Ha sconvolto tutti, specie l’ambiente rossonero, la morte di Visin, ex compagno ad esempio di Gigio Donnarumma e Manuel Locatelli nelle giovanili del Milan. Dopo l’estremo difensore di Castellamare, anche il centrocampista del Sassuolo ha voluto ricordare il compagno:
“L’ho conosciuto nel periodo delle giovanili del Milan. Condividevamo assieme le stanze e gli spazi del convitto rossonero, prima a Rozzano e poi a Milano nei pressi di San Siro, sempre assistiti dai tutor che avevano il compito di farci studiare e seguirci anche nelle ore di riposo. Di lui ricordo la straordinaria solarità, la voglia di vivere e di sorridere sempre sia con i compagni di squadra coetanei sia con noi, più grandi di qualche anno.

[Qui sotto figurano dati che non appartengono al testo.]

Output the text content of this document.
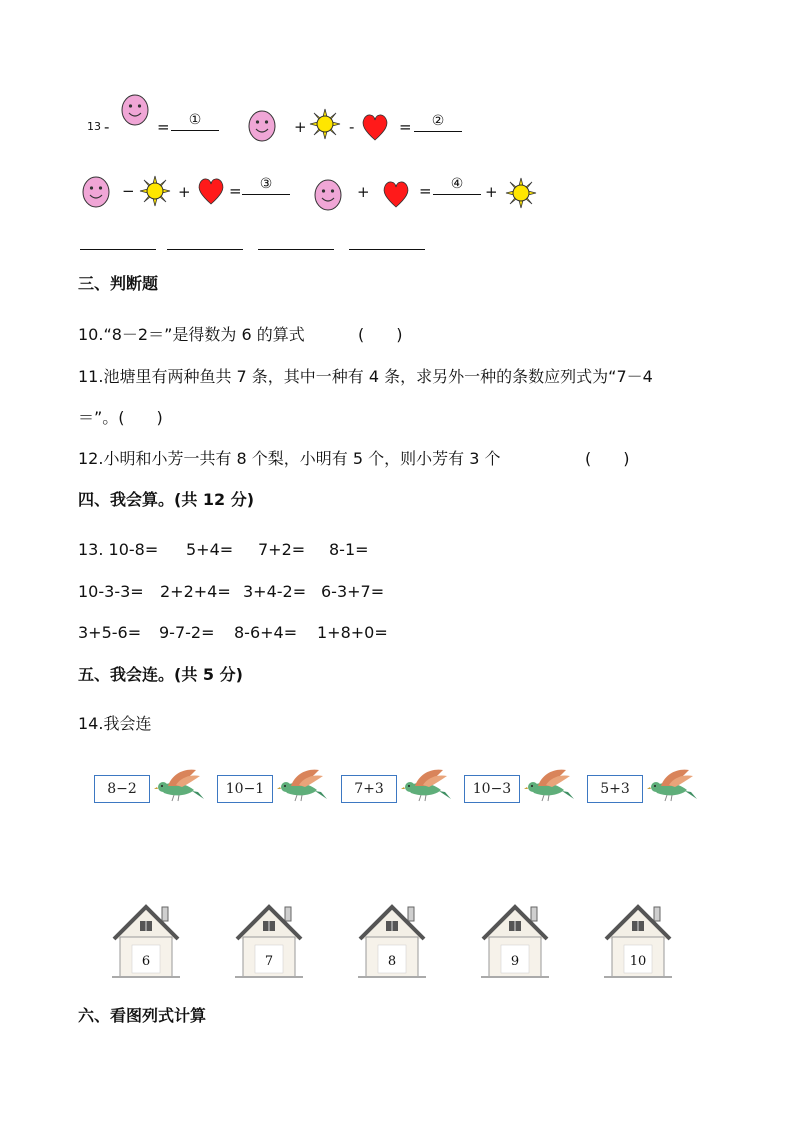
13 -	=	①	+	-	=	②
−	+	=	③	+	=	④	+
三、判断题
10.“8－2＝”是得数为 6 的算式	(　　)
11.池塘里有两种鱼共 7 条，其中一种有 4 条，求另外一种的条数应列式为“7－4
＝”。(　　)
12.小明和小芳一共有 8 个梨，小明有 5 个，则小芳有 3 个	(　　)
四、我会算。(共 12 分)
13. 10-8= 5+4= 7+2= 8-1=
10-3-3= 2+2+4= 3+4-2= 6-3+7=
3+5-6= 9-7-2= 8-6+4= 1+8+0=
五、我会连。(共 5 分)
14.我会连
8−2	10−1	7+3	10−3	5+3
6	7	8	9	10
六、看图列式计算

La notizia della sua morte mi lascia dentro moltissima tristezza”.
A parlare della scomparsa di Visin ci ha pensato anche Filippo Galli, ai microfoni del Corriere della Sera: “Seid era un ragazzo timido ma molto intelligente. Avevamo intercettato segnali della sua fragilità, tanto che aveva intrapreso un percorso grazie al progetto psicopedagogico avviato con l’Università Cattolica di Milano, ma non erano emersi turbamenti correlati al razzismo”.